Mastering AWS Elastic Map Reduce (EMR) for Data Engineers, Build Pyspark and Spark SQL Applications on AWS EMR, Orchestrate using Step Functions, Manage EMR using Boto3 and more.
AWS Elastic Map Reduce (EMR) is one of the key AWS Services used in building large-scale data processing leveraging Big Data Technologies such as Apache Hadoop, Apache Spark, Hive, etc. As part of this course, you will end up learning AWS Elastic Map Reduce (EMR) by building end-to-end data pipelines leveraging Apache Spark and AWS Step Functions.
Here is the detailed outline of the course.
- First, you will learn how to Get Started with AWS Elastic Map Reduce (EMR) by understanding how to use AWS Web Console to create and manage EMR Clusters. You will also learn about all the key features of Web Console and also how to connect to the master node of the cluster and validate all the important CLI interfaces such as spark-shell, pyspark, hive, etc as well as hdfs and aws CLI commands.
- Once you understand how to get started with AWS EMR, you will go through the details related to Setting up Development Cluster using AWS EMR. There are quite a few advantages to using AWS EMR Clusters for development purposes and most enterprises do so.
- After setting up a development cluster using AWS EMR, you will go through the Development Life Cycle of Spark Applications using AWS EMR Development Cluster. You will be using Visual Studio Code Remote Development on top of the AWS EMR Development Cluster to go through the details.
- Once the development is done, you will go through the details related to Deploying Spark Application on AWS EMR Cluster. You will build the zip file and understand how to run using CLI in both clients as well as cluster deployment modes. You will also understand how you can deploy the spark application as a step on AWS EMR Clusters. You will also understand the details related to troubleshooting the issues related to Spark Applications by going through relevant logs.
- Typically we run Spark Applications programmatically. After going through the details related to deploying spark applications on AWS EMR Clusters, you will be learning how to Manage AWS EMR Clusters using Python Boto3. You will not only learn how to create clusters programmatically but also how to deploy Spark Applications as Steps programmatically using Python Boto3.

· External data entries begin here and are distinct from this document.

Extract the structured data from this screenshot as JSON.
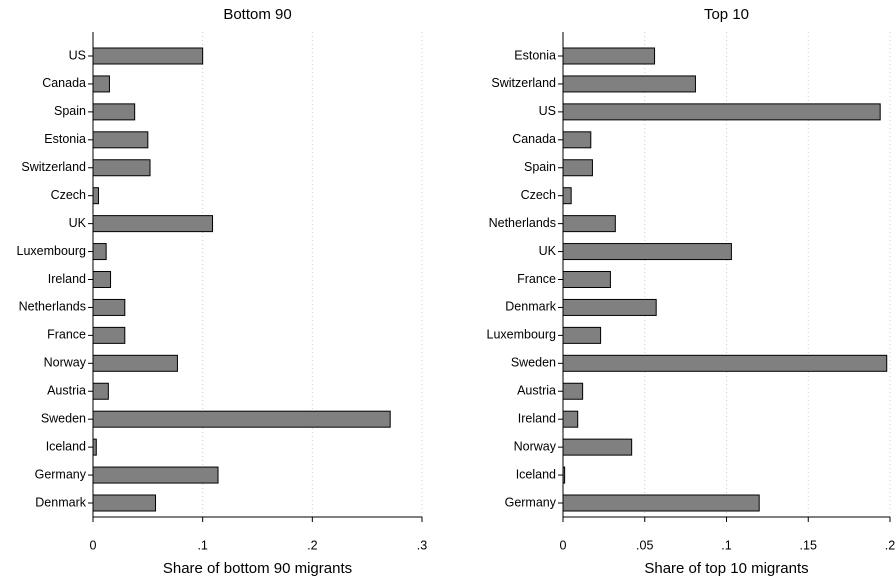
{
  "chart_data": [
    {
      "type": "bar",
      "orientation": "horizontal",
      "title": "Bottom 90",
      "x_label": "Share of bottom 90 migrants",
      "categories": [
        "US",
        "Canada",
        "Spain",
        "Estonia",
        "Switzerland",
        "Czech",
        "UK",
        "Luxembourg",
        "Ireland",
        "Netherlands",
        "France",
        "Norway",
        "Austria",
        "Sweden",
        "Iceland",
        "Germany",
        "Denmark"
      ],
      "values": [
        0.1,
        0.015,
        0.038,
        0.05,
        0.052,
        0.005,
        0.109,
        0.012,
        0.016,
        0.029,
        0.029,
        0.077,
        0.014,
        0.271,
        0.003,
        0.114,
        0.057
      ],
      "color": "#808080",
      "xlim": [
        0,
        0.3
      ],
      "xticks": [
        0,
        {
          "value": 0.1,
          "label": ".1"
        },
        {
          "value": 0.2,
          "label": ".2"
        },
        {
          "value": 0.3,
          "label": ".3"
        }
      ],
      "grid": true
    },
    {
      "type": "bar",
      "orientation": "horizontal",
      "title": "Top 10",
      "x_label": "Share of top 10 migrants",
      "categories": [
        "Estonia",
        "Switzerland",
        "US",
        "Canada",
        "Spain",
        "Czech",
        "Netherlands",
        "UK",
        "France",
        "Denmark",
        "Luxembourg",
        "Sweden",
        "Austria",
        "Ireland",
        "Norway",
        "Iceland",
        "Germany"
      ],
      "values": [
        0.056,
        0.081,
        0.194,
        0.017,
        0.018,
        0.005,
        0.032,
        0.103,
        0.029,
        0.057,
        0.023,
        0.198,
        0.012,
        0.009,
        0.042,
        0.001,
        0.12
      ],
      "color": "#808080",
      "xlim": [
        0,
        0.2
      ],
      "xticks": [
        0,
        {
          "value": 0.05,
          "label": ".05"
        },
        {
          "value": 0.1,
          "label": ".1"
        },
        {
          "value": 0.15,
          "label": ".15"
        },
        {
          "value": 0.2,
          "label": ".2"
        }
      ],
      "grid": true
    }
  ]
}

- End to End Data Pipelines using AWS EMR is built using AWS Step Functions. Once you understand how to manage EMR Clusters using Python Boto3 and also deploy Spark Applications on EMR Clusters using the same, it is important to learn how to Build EMR-based Workflows or Pipelines using AWS Step Functions. You will be learning how to create the cluster, deploy Spark Application as Step on to the cluster, and then terminate the cluster as part of a basic pipeline or State Machine using AWS Step Functions.
- You will also learn how to perform validations as part of State Machines by Enhancing AWS EMR-based State Machine or Pipeline. You will check if the files specified already exist as part of the validations.
- We can also build Data Processing Applications or Pipelines using Spark SQL on AWS EMR. First, you will learn how to design and develop solutions using Spark SQL Script, how to validate by using appropriate commands by passing relevant runtime arguments, etc.
- Once you understand the development process of implementing solutions using Spark SQL on AWS EMR, you will learn how to deploy Data Pipeline using AWS Step Function to deploy Spark SQL Script on EMR Cluster. You will also learn the concept of Boto3 Waiters to make sure the steps are executed in a linear fashion.